It’s your birthday and instead of feeling happy, you feel sad. Depressed, even. It’s normal to experience feelings of sadness and unhappiness at times – even on your birthday – but depression is a serious disorder. Let’s discuss how to distinguish between natural feelings of sadness or what’s known in mental health circles as Birthday Blues, aka genuine depression about a birthday.
When your emotions negatively impact your day-to-day life, you don’t necessarily have a mental disorder but rather some thought processes you need to address. Sadness is normal in many circumstances (e.g., death, relocation, the loss of something valuable). Depression, however, is more serious than sadness because it compromises your ability to function and to imagine a better future.

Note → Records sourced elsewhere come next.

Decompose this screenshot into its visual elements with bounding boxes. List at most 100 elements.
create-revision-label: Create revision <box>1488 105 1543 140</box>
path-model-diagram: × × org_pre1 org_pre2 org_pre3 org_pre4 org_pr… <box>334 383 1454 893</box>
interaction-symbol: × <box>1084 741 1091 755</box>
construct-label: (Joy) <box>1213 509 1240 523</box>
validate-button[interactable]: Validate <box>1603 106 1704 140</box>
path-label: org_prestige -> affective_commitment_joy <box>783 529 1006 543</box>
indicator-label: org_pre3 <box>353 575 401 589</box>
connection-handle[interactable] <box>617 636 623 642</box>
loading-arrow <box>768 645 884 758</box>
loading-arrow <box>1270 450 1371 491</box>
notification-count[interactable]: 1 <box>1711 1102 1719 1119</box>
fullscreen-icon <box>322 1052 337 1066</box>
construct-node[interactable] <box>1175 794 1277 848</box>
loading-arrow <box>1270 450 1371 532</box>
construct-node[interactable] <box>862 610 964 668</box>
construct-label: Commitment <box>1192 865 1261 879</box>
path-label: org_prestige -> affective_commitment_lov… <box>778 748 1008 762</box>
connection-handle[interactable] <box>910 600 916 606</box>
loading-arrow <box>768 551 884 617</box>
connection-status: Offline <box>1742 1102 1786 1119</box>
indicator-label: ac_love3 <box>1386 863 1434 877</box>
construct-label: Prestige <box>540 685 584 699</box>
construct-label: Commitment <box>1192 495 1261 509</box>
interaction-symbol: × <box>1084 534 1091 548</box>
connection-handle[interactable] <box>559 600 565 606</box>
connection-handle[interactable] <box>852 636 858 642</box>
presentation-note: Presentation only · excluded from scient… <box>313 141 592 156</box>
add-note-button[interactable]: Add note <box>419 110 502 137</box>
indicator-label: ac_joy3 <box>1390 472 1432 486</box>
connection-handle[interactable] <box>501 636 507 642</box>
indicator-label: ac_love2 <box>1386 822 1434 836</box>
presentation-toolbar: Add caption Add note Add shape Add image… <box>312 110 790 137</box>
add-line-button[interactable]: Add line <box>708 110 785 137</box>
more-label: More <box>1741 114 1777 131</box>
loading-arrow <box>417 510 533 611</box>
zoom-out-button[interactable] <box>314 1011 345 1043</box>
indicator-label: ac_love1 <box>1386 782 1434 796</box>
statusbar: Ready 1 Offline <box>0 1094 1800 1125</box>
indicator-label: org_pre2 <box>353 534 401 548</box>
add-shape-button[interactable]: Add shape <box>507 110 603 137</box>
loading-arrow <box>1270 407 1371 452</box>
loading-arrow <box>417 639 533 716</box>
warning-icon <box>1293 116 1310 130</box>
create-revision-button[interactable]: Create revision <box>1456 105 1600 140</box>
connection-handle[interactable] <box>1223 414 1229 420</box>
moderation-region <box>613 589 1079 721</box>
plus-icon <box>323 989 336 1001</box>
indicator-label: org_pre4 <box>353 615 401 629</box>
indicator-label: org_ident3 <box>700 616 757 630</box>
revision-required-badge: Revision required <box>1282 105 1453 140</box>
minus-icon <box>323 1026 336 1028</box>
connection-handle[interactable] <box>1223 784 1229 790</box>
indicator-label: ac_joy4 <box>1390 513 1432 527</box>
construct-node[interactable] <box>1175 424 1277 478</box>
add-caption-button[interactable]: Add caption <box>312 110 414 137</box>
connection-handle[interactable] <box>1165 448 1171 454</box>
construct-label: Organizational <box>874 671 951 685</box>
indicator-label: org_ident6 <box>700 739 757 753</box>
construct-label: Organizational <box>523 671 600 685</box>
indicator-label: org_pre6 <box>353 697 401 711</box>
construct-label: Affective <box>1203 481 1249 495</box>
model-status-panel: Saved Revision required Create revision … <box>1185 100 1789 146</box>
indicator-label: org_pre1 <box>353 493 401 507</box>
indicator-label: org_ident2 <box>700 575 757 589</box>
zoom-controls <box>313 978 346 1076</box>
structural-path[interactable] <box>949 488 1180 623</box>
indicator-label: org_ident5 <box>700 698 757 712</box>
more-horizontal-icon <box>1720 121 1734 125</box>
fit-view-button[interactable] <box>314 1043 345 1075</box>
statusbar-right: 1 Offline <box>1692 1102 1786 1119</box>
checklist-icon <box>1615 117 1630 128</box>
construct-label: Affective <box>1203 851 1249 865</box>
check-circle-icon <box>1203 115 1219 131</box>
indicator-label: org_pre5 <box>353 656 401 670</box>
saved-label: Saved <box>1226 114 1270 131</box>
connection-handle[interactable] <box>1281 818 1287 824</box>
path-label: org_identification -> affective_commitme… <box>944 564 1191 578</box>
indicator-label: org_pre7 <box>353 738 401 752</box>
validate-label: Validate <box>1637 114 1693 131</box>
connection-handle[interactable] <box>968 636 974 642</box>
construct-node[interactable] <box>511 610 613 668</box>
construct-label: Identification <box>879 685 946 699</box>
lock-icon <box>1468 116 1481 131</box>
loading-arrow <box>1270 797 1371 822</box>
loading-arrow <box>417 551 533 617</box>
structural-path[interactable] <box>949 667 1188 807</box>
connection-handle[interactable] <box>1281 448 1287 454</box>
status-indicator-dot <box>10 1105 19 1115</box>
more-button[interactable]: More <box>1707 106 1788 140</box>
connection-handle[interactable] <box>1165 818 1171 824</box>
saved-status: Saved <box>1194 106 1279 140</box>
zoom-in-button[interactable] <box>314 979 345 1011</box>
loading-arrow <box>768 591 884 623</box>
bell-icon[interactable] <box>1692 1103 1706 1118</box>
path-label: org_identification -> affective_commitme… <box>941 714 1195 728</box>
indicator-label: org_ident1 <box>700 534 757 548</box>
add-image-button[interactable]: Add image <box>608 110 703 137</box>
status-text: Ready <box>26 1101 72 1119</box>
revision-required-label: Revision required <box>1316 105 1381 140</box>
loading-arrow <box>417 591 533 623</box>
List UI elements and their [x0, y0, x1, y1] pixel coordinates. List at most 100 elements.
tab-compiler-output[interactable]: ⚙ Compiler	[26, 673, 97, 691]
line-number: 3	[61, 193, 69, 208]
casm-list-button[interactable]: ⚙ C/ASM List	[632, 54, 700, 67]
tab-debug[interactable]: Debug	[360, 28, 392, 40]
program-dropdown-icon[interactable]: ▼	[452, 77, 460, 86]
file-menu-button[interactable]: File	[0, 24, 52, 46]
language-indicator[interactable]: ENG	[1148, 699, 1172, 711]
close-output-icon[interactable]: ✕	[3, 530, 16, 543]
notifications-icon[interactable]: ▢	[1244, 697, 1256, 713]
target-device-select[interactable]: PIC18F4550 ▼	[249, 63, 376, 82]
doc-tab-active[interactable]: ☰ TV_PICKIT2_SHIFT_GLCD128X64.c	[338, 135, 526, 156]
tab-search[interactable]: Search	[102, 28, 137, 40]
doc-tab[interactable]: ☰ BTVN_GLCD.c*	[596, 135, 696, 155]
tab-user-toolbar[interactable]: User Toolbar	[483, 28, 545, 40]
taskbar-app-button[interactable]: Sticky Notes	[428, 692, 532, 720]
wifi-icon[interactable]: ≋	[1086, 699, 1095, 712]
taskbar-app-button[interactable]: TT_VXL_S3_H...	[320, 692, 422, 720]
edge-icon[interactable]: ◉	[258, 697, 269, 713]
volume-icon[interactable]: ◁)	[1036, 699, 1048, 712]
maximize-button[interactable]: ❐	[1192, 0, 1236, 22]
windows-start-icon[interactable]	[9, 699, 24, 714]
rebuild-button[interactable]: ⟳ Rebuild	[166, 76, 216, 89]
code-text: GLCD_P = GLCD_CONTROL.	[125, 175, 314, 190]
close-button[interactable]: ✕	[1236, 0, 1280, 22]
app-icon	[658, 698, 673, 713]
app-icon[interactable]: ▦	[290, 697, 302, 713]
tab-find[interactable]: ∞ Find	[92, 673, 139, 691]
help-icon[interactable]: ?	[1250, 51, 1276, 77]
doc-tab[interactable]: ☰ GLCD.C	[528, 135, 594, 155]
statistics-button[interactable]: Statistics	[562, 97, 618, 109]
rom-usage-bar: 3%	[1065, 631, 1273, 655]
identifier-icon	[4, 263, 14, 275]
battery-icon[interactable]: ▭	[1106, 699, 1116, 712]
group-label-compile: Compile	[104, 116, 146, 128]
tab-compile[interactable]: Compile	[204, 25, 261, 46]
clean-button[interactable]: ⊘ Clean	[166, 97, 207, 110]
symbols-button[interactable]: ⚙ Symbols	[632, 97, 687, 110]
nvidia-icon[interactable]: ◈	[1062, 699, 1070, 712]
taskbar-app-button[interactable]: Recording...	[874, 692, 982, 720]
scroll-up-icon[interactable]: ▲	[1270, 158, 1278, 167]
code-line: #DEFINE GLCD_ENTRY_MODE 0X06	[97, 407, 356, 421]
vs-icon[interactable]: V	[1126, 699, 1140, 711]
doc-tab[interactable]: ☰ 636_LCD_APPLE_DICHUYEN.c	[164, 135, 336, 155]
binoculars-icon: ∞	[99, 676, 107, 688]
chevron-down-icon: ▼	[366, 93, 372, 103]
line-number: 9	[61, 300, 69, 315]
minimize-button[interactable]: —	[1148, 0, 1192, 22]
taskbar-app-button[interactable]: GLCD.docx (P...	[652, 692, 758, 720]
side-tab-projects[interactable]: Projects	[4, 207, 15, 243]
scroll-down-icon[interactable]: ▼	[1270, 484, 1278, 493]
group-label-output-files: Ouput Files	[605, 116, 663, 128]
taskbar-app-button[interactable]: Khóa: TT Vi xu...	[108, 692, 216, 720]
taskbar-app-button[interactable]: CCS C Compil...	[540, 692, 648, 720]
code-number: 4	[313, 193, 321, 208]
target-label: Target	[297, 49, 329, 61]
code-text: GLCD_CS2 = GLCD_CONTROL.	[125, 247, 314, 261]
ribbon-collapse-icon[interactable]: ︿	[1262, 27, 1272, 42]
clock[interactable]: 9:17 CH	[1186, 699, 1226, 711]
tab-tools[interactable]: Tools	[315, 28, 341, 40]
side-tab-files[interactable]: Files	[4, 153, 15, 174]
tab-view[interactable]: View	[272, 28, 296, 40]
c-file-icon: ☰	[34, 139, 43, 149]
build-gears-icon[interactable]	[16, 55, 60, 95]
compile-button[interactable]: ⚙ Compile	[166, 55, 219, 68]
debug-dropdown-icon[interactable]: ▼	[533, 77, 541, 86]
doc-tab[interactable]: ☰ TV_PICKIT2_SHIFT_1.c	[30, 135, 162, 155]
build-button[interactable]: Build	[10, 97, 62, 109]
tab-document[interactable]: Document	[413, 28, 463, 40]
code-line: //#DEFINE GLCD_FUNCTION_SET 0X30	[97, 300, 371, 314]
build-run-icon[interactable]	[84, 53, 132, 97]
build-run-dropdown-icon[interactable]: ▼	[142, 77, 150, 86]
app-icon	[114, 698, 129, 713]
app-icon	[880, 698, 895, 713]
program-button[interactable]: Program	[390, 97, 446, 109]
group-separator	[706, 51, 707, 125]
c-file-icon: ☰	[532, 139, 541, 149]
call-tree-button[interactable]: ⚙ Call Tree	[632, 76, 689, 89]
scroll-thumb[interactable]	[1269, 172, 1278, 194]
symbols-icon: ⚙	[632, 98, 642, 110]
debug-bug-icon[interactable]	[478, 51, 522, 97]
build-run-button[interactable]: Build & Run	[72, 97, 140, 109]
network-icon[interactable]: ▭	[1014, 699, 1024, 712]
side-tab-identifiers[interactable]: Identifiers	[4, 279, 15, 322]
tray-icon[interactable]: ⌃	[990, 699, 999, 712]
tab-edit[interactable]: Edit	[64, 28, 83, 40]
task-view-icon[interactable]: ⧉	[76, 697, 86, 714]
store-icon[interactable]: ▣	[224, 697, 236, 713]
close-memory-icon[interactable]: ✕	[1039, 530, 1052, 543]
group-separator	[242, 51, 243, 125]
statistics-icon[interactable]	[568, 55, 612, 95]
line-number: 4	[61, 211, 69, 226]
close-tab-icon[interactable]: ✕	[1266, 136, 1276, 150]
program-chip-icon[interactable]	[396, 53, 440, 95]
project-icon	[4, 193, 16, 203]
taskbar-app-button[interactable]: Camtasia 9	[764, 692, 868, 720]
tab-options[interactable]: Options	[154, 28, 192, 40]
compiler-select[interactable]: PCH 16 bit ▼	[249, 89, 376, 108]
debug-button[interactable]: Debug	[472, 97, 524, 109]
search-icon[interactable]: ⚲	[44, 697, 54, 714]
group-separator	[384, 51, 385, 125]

What Is Birthday Depression?
Birthday depression is a biological and emotional response to a heightened awareness that you are aging and getting closer to death. It also involves thoughts about having missed some goals, looking and feeling older, and, perhaps feeling resentful of people who invade your space. It’s natural to want privacy – and to even prefer to spend your birthday alone or with a select few. If someone insists on intruding into your life because of your birthday, it can make you miserable. If you’re considering suicide near the time of your birthday, for any of the reasons cited above or for another reason, you should seek immediate help from a trusted confidante or therapist. Crisis lines are available around the clock.
The sense of feeling ashamed is another issue. Shame is about feeling inferior or unworthy in your opinion or someone else’s. Feeling ashamed at your misery over a birthday is a multifaceted issue. Let’s see if we can take your sense of shame about a birthday out of your thinking processes, or at least minimize it.
How to Cope with the Birthday Blues
Birthday depression can be minimized and prevented. Consider spending time, well in advance of your birthday, thinking about your achievements in life. If your birthday is today or tomorrow, make a list of all your achievements, even if some of them seem smaller or less significant than others. Your brain will process the thinking involved as a pleasant experience all over again. Re-read the achievement list from time to time and keep updating it with more achievements.
On a separate piece of paper, or column, list the unexpected bonuses you’ve enjoyed since you were born, such as found money, job promotions, recoveries from some setback or other, the delight of hearing someone say “I love you,” and the like. Writing down all those positive life experiences will help you to internalize their positive impact. As with the list of accomplishments, keep updating these positive life events.
Of course, it’s natural to recall some unhappy events in the process of trying to achieve your goal. Put things into context: Was everything under your control? If some aspect of your path to the goal was not preventable, there’s no need to blame or to feel ashamed of yourself. It happened, and not because of you. Murphy’s Law is often a part of life: What can go wrong will, and usually at inconvenient moments. Consider yourself heroic for getting past the glitch(es). Maturity is all about forging on despite setbacks.
Spend time considering how you want to spend your birthday. Alone time with a good book or movie, maybe a meaningful person, could suit you well. A party with a few friends and/or relatives might be appealing. Perhaps getting a great massage or a facial will boost your mood. The choice is yours.
Spend your birthday in a way that leaves you smiling, content, and certain that you made a good choice. And if you decide to spend your birthday as you would any other day, that’s fine, too. Some of us simply don’t enjoy fussing over our own birthday. It can be a relief to leave it alone. If however, you feel that your birthday blues may actually be a sign of something more serious, such as clinical depression, be sure to consult with a mental health professional.